Cada año, miles de jóvenes panameños culminan sus estudios con la esperanza de encontrar una oportunidad laboral. Invierten tiempo, esfuerzo y recursos en prepararse; sin embargo, muchos descubren que obtener un título no siempre es suficiente para acceder a un empleo.
La explicación va más allá de la disponibilidad de vacantes. Cada vez más, las empresas manifiestan una preocupación que se repite en distintos sectores: cuesta encontrar talento con las competencias que hoy demanda el mundo laboral.
Durante años hemos centrado el debate en qué carreras estudiar, qué profesiones tendrán mayor demanda o cómo incorporar nuevas tecnologías en los procesos de formación. Todo eso es importante. Pero existe otro desafío, menos visible y muchas veces subestimado: las habilidades socioemocionales.
Las organizaciones siempre necesitarán personas con conocimientos técnicos, pero valoran más, sobre todo en los jóvenes sin experiencia, su capacidad de comunicarse de manera efectiva, trabajar en equipo, adaptarse al cambio, resolver problemas, asumir responsabilidades y relacionarse con respeto con clientes y compañeros. Estas son competencias que difícilmente pueden ser reemplazadas por la tecnología y que, en muchos casos, marcan la diferencia entre conseguir un empleo o perder una oportunidad.
La inteligencia artificial, la automatización y la transformación digital están modificando la manera en que trabajamos. Paradójicamente, mientras más avanza la tecnología, mayor valor adquieren las capacidades que nos hacen profundamente humanos: la empatía, el pensamiento crítico, la creatividad, el liderazgo, la ética y la capacidad de aprender de forma permanente.

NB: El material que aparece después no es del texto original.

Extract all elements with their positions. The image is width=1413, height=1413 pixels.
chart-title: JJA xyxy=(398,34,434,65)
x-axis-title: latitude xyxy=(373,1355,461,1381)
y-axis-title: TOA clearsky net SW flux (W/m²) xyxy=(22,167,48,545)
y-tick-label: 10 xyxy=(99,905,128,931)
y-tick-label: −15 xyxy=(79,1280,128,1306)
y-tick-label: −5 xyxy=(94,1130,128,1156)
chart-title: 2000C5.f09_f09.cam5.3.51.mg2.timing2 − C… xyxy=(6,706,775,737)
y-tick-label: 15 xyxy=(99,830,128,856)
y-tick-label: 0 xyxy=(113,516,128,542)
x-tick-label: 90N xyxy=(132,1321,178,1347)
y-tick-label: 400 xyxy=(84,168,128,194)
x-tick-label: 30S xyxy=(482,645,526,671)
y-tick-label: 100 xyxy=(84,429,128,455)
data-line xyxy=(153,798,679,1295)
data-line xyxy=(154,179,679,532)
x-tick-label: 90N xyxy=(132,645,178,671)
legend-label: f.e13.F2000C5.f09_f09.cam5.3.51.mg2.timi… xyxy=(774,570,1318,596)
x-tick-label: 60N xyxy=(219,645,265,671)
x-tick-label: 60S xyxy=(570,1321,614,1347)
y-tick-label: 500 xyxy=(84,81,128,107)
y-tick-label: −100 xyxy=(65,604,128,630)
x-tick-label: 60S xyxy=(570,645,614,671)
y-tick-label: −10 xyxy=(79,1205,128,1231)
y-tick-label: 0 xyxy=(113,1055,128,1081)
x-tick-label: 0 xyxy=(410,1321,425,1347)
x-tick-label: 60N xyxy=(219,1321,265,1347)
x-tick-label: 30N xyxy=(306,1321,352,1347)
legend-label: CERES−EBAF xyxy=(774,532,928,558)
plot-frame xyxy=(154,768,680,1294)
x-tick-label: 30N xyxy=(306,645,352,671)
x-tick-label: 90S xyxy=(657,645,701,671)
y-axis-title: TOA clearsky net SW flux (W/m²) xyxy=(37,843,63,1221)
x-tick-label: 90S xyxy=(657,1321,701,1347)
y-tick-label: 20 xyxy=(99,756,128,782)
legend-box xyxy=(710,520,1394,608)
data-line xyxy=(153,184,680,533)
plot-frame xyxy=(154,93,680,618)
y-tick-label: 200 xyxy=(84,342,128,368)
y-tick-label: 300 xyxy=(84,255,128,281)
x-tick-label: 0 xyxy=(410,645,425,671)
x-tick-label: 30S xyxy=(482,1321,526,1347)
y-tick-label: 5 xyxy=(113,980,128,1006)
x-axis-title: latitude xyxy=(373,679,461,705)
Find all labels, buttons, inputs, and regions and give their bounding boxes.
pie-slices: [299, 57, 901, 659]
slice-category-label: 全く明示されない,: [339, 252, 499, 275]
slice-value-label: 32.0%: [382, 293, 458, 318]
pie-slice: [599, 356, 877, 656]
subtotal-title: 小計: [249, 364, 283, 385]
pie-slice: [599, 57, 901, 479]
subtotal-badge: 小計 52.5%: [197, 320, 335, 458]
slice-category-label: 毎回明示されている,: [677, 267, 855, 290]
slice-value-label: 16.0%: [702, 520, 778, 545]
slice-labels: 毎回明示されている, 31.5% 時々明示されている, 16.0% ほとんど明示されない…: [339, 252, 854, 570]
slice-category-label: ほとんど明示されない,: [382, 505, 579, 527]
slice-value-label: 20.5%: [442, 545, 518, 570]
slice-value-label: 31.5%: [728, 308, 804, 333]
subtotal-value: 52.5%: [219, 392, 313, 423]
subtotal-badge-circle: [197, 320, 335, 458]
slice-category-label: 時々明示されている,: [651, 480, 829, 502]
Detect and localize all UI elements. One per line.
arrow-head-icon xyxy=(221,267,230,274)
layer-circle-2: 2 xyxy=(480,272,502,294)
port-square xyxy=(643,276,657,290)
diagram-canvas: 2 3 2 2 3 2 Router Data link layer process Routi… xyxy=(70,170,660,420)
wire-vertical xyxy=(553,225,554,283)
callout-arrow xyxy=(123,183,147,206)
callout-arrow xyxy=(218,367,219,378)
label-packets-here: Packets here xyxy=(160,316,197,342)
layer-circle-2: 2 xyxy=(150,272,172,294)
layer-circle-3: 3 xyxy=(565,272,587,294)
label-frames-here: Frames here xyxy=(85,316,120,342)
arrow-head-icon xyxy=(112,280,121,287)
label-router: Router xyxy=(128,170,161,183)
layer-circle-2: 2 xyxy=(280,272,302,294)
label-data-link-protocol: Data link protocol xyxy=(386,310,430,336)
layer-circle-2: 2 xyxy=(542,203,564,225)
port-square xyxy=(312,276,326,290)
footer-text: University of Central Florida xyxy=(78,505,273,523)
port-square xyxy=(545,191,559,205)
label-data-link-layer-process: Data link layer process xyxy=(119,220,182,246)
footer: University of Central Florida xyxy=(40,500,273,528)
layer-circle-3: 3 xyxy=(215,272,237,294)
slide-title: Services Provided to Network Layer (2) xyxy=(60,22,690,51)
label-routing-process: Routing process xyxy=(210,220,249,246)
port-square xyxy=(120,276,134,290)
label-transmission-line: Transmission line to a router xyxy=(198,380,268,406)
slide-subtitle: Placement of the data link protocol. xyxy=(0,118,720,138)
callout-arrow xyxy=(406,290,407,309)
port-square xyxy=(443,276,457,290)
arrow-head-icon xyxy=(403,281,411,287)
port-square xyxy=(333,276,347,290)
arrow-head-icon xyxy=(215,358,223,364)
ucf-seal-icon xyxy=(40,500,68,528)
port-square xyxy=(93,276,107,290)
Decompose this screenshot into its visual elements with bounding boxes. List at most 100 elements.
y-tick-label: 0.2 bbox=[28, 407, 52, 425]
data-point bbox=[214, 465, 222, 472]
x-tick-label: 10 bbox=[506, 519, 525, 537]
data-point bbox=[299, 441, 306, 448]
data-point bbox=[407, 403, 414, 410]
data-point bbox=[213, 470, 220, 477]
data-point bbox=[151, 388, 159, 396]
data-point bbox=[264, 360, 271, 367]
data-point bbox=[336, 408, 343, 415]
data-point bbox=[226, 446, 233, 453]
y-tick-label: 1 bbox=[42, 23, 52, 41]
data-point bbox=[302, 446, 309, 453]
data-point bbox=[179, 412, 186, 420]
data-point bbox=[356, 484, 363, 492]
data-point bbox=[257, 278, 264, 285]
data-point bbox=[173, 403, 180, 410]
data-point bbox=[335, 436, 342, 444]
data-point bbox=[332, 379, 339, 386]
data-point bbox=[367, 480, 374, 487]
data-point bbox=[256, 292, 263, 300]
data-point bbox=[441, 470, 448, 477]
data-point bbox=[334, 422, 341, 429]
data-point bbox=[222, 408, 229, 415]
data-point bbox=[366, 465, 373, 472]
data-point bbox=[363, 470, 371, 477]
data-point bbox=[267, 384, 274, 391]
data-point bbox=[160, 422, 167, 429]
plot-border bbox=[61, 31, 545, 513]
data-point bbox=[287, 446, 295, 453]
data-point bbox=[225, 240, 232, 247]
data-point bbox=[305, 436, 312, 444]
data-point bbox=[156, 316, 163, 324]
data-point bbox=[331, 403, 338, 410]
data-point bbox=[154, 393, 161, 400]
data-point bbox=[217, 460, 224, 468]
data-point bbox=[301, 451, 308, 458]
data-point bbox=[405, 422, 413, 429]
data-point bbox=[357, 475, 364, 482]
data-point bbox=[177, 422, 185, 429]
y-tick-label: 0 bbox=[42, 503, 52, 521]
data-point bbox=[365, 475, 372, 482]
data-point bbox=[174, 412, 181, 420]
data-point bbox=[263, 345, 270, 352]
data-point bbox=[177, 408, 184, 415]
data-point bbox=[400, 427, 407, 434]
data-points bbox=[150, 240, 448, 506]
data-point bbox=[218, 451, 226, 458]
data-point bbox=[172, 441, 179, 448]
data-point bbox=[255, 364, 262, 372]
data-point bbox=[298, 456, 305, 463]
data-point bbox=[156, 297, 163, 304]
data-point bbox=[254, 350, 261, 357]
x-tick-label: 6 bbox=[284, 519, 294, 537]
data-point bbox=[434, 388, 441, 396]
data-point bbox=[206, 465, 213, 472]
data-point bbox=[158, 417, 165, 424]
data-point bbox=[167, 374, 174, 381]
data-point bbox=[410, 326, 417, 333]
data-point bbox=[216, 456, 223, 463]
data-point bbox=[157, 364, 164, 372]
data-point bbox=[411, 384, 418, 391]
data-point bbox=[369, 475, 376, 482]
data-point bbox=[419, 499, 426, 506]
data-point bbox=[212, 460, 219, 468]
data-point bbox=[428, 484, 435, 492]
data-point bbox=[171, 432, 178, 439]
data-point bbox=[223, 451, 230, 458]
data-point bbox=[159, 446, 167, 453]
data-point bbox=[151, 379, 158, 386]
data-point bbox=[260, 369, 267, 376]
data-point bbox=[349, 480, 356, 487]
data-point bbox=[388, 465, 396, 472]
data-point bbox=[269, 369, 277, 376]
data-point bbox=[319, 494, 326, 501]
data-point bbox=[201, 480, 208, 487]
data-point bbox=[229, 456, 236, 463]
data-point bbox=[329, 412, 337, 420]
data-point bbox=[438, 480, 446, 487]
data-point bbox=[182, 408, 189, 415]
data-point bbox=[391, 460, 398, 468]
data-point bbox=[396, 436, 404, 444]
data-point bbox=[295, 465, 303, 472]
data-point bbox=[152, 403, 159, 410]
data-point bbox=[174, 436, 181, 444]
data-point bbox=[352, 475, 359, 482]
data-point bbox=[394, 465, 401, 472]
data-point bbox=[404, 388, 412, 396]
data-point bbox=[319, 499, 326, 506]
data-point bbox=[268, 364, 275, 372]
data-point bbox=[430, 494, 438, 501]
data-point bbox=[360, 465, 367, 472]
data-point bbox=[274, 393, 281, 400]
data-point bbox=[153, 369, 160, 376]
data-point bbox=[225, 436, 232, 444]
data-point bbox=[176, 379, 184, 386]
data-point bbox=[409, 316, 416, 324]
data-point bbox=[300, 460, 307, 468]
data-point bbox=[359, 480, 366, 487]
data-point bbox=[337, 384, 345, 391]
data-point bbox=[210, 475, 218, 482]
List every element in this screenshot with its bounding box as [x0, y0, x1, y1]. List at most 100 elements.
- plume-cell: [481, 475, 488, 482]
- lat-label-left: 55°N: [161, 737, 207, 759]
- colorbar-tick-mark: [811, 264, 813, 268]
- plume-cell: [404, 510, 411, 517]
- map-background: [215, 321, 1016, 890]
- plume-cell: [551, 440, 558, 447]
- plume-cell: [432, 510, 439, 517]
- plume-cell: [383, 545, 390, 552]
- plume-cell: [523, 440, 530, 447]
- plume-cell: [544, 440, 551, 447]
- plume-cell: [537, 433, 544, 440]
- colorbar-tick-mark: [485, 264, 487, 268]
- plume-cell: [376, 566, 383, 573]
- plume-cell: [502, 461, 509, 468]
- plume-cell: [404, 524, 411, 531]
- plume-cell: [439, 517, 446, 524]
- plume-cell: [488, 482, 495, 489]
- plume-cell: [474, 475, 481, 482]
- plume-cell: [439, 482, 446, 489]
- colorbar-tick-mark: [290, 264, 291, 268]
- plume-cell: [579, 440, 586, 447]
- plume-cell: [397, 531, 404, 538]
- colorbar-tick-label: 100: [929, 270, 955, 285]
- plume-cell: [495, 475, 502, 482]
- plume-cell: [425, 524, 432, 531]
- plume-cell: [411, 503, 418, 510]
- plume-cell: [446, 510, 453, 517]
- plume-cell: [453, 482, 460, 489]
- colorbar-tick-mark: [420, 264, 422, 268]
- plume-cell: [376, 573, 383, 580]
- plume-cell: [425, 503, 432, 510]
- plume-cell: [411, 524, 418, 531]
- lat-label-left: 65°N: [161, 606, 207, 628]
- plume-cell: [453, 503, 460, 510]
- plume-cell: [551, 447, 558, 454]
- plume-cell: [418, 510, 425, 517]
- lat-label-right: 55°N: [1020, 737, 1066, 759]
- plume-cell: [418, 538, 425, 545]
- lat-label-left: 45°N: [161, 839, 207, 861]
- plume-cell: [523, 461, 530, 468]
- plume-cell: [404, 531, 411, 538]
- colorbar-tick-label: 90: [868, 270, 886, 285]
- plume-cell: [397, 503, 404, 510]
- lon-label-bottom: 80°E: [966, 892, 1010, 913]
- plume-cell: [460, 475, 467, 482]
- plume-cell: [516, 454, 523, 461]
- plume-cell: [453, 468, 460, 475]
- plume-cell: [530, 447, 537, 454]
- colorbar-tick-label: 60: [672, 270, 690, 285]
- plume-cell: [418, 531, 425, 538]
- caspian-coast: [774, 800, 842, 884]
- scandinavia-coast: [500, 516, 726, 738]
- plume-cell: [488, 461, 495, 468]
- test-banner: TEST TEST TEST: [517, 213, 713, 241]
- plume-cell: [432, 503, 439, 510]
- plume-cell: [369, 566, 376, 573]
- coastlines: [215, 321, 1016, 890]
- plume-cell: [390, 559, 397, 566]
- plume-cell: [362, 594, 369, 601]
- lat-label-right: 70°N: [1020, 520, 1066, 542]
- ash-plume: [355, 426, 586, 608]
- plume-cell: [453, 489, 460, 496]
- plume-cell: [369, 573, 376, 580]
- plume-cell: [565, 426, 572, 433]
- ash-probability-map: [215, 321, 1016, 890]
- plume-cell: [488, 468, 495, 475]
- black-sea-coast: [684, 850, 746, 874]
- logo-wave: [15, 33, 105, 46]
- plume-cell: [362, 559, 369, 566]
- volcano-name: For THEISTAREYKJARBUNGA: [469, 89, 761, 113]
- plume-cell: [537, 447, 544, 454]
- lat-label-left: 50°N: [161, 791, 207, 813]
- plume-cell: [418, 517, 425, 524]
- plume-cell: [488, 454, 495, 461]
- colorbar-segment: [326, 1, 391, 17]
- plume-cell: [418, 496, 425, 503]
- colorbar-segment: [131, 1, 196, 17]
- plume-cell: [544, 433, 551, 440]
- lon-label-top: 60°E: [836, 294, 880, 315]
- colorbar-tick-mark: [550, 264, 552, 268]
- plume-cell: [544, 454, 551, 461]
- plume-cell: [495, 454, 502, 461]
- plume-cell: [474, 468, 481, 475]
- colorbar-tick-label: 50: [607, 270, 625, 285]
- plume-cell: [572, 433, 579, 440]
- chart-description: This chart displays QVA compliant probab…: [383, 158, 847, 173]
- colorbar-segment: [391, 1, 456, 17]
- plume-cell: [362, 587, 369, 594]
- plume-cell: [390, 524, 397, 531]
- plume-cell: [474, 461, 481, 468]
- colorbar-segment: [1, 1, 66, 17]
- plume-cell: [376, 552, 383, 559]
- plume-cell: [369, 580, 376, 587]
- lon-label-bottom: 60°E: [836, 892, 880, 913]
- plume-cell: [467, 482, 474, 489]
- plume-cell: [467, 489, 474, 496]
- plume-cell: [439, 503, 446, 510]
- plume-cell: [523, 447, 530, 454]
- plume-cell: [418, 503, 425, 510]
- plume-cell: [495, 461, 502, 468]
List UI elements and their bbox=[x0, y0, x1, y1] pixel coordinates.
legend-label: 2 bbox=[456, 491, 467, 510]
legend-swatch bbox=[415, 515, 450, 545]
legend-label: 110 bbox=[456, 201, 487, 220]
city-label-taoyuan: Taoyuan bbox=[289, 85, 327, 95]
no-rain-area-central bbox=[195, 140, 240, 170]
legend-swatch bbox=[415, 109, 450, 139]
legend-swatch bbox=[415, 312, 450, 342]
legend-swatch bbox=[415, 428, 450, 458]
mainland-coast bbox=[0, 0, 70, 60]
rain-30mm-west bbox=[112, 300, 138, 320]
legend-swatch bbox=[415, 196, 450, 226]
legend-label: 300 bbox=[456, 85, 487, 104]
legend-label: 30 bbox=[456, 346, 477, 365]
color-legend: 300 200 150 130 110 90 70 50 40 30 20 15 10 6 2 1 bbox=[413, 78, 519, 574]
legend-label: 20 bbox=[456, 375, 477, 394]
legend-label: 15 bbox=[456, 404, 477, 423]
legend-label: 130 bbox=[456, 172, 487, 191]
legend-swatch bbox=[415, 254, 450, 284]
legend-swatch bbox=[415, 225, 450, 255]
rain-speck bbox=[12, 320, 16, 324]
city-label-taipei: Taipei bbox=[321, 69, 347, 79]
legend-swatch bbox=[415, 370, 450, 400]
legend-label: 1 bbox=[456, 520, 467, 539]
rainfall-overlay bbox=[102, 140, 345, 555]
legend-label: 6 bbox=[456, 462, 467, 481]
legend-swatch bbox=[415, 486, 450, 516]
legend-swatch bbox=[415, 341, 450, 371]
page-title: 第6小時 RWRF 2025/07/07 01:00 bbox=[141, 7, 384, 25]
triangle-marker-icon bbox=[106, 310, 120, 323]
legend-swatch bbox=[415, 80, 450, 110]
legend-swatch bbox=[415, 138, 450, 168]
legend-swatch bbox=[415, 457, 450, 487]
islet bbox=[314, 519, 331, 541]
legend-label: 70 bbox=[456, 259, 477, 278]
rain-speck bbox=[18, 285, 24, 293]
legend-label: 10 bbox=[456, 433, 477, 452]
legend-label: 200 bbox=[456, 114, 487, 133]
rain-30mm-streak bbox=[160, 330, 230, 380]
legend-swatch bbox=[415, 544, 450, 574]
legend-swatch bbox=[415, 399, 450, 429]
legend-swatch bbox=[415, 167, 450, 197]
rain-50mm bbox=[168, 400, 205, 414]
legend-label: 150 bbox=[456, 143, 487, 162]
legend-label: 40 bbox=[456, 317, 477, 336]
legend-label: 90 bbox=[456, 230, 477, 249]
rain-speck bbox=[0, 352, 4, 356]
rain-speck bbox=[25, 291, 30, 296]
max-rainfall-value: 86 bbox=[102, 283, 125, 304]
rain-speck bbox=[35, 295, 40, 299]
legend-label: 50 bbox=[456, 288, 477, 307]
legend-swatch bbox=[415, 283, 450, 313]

Esta formación no recae únicamente en las universidades o en los centros de formación técnica; también interpela al sector privado, al Estado y a las organizaciones que trabajan en el desarrollo del talento humano. Preparar a las nuevas generaciones requiere una articulación permanente entre quienes educan y quienes generan empleo, para asegurar que la formación responda a las necesidades reales del país, presentes y futuras.
Desde COSPAE creemos que fortalecer la empleabilidad implica mucho más que ofrecer capacitación. Significa conectar la educación con el mundo del trabajo, promover experiencias prácticas, desarrollar habilidades para la vida y acompañar a las personas en la construcción de un proyecto profesional sostenible.
Panamá no solo debe avanzar junto con la tecnología; necesita cerrar las brechas de talento y formar ciudadanos íntegros, resilientes y preparados para aprender durante toda la vida, si quiere mejorar su competitividad y aprovechar las oportunidades que ofrecen sectores estratégicos como la logística, el turismo, la tecnología, los servicios y la economía digital.
Esa tarea requiere una visión compartida y un compromiso a largo plazo, sostenido y permanente, entre el Estado, el sector privado, la academia y la sociedad civil.
La autora es especialista en Negocios y Recursos Humanos y actual presidenta del Consejo del Sector Privado para la Asistencia Educacional (COSPAE).